Siamo nel 1984. Festa costruisce (come cornice e pretesto) un giallo: l’omicidio di un geometra comunista di un assessorato milanese. La giunta – come ricorderanno i non giovanissimi – era guidata dai socialisti del Psi ma con una partecipazione del Pci. Esattamente nei mesi nei quali invece, sul piano nazionale, si andava facendo più dura e velenosa la polemica dei comunisti contro Bettino Craxi.

Chi vuole potrà divertirsi con il gioco del “chi è”: il romanzo è a chiave, con una serie di cognomi ricostruiti e riadattati dietro cui si celano – tra gli altri – Tognoli, Quercioli, Berlusconi, Ligresti, Pecchioli, Minucci, Violante, Pajetta, Beria d’Argentine, e tante altre figure della politica, dell’imprenditoria, della giustizia.

Ma, al di là del divertissement sui nomi, e oltre alla sapiente architettura giallistica, ci sono almeno tre piani di lettura, uno più interessante dell’altro.

Il primo – interno al mondo comunista ma con riflessi su tutta la politica italiana – è il rapporto tra i miglioristi che scommettono sulla collaborazione con il Psi, e invece una dirigenza nazionale (post)berlingueriana che rinuncia a fare politica, e sceglie una contrapposizione sempre più dura e astiosa verso Craxi essenzialmente per autoconservarsi, in modo miope e senza gran respiro.

Il secondo è l’affacciarsi della dicotomia onesti/disonesti come crociata moralistica che alcuni pensano di poter condurre contro i propri avversari politici, riducendoli a mostri, a icone del male, a nemici da abbattere.
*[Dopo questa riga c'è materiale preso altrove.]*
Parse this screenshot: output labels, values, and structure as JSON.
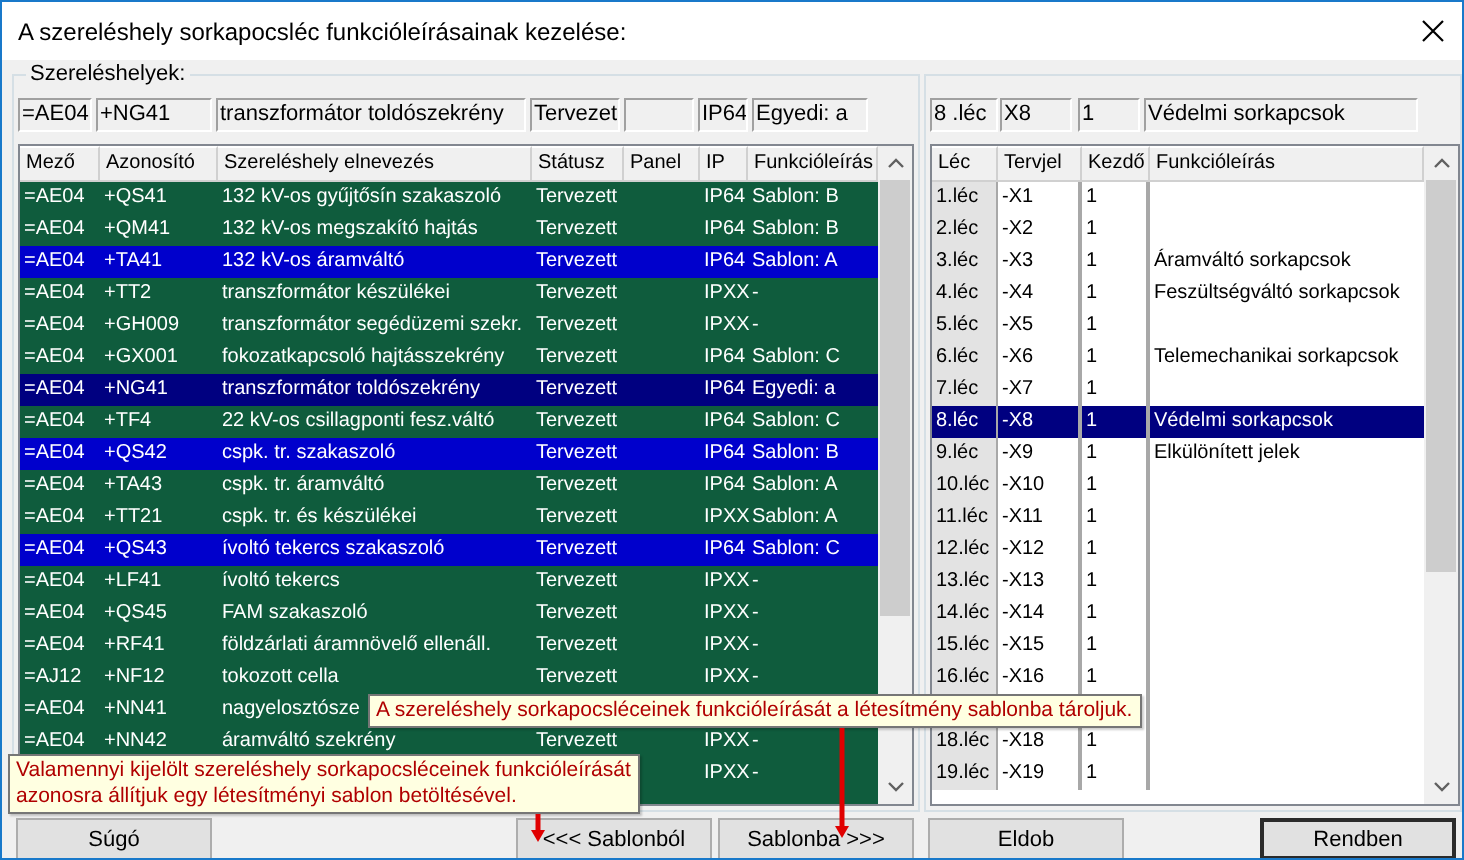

Qui Festa ha mano felice nell’immaginare (diciamo immaginare, perché vogliamo essere ottimisti) l’azione di pezzi dello stato, spezzoni di mondo giudiziario e investigativo, che iniziano a pensare di assumere su di sé questa funzione purificatrice e catartica, da arcangeli sterminatori. E la diagnosi è lucidissima: con un’alleanza tra quei mondi, più qualche banchiere, alcuni grand commis, e settori di borghesia “azionista”, che rifiutano la dimensione riformista (che pure amano predicare) per puntare alla delegittimazione morale degli altri, per ridurre la storia della Repubblica più o meno a una vicenda criminale, alla quale occorre costruire un’”alternativa”.

Il terzo piano è la scoperta che il narratore (Mario Cavenaghi), disincantato funzionario del Pci e forse alter ego di Festa, fa della dimensione privata dell’esistenza, così a lungo sacrificata alla disciplina di partito. Ci sono pagine di enorme delicatezza, di ironia e insieme di commozione, di passione mai fanatica, di attenzione sincera alla trasmissione di valori ed esperienze, e soprattutto uno studio del “fattore umano” che sarebbe molto piaciuto a Graham Greene.

Festa offre una prova splendida, della quale – credo – ogni lettore gli sarà grato. E dovranno essergli grati anche i mondi, le aree, le correnti e gli ambienti politici che evoca: per tutti, per quelli a lui più vicini e per quelli a lui più lontani, l’autore riesce a compiere un’operazione di immedesimazione psicologica rispettosa, mai caricaturale, autenticamente propensa a capire, prima che a giudicare.